Why do we even bother?Here are the reasons why. They provide most of the medical care. I argued that it’s the clinicians that deliver the intrinsic value in healthcare, it’s not the CAT scanner, but it’s the relationship, the face-to-face relationship between nurses and patients, physicians and patients and therapists and patients. That’s the intrinsic value in healthcare.

Physicians are also knowledgeable and influential. They can be exquisitely powerful allies, but alternately if they’re apathetic or worse yet, antagonistic they’ll undermine your QI plan as fast as you can, whatever. Then I joke that without physicians hospitals become pretty expensive hotels.

Let me talk a little about physicians for a moment. The socialization of physicians and I won’t go into it a lot is unique and probably pathological. What I mean is how physicians become who they are. First, they’re selected for a certain personality for getting into medical school. These are often people that have put aside both social opportunities and social graces, and sometimes even income to have a long and arduous process of becoming a physician.

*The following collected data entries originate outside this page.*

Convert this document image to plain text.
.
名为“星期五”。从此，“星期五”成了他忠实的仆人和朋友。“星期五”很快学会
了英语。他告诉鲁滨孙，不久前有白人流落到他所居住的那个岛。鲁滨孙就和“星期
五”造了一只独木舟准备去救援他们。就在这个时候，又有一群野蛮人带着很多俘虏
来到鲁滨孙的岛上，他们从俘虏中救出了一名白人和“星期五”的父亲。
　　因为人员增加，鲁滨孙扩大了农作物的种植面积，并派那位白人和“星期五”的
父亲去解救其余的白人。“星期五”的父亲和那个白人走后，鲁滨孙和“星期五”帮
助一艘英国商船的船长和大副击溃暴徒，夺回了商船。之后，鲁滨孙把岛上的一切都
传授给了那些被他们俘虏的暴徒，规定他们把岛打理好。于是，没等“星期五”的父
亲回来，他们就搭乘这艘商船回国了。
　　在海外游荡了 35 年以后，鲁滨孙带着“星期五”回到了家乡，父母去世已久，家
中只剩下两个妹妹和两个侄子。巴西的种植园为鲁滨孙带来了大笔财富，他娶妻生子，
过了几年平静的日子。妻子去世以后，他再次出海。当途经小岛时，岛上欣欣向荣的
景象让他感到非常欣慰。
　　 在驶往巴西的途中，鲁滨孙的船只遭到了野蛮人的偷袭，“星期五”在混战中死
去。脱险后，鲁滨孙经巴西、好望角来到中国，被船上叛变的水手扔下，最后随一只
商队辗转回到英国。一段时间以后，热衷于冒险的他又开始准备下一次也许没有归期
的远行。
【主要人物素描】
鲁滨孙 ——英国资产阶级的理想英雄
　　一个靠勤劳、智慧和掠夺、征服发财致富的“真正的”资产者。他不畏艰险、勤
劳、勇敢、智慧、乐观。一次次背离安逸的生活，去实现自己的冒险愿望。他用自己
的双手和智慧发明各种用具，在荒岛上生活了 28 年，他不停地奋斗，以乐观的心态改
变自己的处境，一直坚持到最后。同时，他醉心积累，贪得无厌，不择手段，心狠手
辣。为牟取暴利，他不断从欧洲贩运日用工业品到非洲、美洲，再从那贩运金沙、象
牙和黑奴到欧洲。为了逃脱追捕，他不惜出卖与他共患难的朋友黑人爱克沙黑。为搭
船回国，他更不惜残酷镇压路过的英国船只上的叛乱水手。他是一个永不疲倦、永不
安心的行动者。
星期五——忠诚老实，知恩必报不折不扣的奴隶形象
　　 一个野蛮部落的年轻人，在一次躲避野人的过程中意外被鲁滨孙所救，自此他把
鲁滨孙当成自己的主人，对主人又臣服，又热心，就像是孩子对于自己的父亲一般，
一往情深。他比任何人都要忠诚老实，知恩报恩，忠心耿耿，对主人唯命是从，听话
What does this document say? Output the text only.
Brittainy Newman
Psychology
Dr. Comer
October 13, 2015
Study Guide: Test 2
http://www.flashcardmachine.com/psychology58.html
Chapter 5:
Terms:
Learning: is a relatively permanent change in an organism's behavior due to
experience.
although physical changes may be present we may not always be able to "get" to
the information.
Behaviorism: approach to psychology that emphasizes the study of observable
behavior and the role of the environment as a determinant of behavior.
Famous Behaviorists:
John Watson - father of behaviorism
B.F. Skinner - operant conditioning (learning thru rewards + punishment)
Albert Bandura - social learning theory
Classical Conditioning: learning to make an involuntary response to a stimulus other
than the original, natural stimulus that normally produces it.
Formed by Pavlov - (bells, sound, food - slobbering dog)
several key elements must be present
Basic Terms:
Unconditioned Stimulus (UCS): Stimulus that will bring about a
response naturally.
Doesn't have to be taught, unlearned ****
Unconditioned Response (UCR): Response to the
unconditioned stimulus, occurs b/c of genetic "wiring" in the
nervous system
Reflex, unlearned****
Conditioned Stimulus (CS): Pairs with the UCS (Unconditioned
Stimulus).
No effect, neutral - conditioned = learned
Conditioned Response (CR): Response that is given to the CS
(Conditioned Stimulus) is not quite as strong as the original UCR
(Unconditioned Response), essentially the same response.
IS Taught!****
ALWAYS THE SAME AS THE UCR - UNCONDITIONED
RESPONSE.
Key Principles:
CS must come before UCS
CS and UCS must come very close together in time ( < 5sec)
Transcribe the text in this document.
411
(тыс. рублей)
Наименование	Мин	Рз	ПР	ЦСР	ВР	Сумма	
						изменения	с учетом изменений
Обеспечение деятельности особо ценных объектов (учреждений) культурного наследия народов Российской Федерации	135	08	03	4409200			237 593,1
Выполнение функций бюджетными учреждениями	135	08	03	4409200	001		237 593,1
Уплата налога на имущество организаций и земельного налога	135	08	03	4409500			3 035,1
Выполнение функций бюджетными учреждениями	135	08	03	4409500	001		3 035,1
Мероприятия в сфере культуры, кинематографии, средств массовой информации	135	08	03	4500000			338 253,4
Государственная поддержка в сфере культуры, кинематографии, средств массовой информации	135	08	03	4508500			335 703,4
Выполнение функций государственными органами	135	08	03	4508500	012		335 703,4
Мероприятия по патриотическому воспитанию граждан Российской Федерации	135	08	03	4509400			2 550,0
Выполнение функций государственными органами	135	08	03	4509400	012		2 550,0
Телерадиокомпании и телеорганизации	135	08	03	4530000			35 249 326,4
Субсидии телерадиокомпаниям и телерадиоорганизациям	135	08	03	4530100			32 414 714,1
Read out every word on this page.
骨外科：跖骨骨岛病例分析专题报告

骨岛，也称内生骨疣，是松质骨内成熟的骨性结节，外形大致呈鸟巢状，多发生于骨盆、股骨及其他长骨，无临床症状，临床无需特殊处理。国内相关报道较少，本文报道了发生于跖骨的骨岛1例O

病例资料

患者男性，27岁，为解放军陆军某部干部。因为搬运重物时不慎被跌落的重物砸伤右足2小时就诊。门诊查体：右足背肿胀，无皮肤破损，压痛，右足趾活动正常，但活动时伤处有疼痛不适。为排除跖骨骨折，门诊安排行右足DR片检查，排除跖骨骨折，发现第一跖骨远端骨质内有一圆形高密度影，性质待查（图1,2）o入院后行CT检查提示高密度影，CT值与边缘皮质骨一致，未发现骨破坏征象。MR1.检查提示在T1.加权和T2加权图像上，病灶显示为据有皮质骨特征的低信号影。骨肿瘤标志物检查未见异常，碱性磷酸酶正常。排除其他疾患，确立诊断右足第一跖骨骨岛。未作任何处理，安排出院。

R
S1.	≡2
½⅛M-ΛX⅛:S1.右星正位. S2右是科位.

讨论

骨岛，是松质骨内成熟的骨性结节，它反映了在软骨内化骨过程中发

As they do so in the traditional medical school you are rewarded for being aggressive, autonomous and in control, and it continues all through your career.

When I was early in my residency I was on a particularly tough case at 3:00 o’clock in the morning and I stumbled through, fortunately the patient didn’t die and the next morning on rounds at 7:00 o’clock in the morning the attending said to me, ‘good job Clint you didn’t even have to call me.’ Does that make anyone on the call gasp? It does to me now, for two reasons.

  1. That I potentially put that patient in jeopardy because of my inexperience and I didn’t call for help.
  1. Somebody’s rewarding me for that type of behavior.

That happens all the time. Very individualistic and autonomous. It’s like a fight club and your goal is generating patients and revenue. It’s the hamster wheel of fee for service and this is what we’re programmed to do.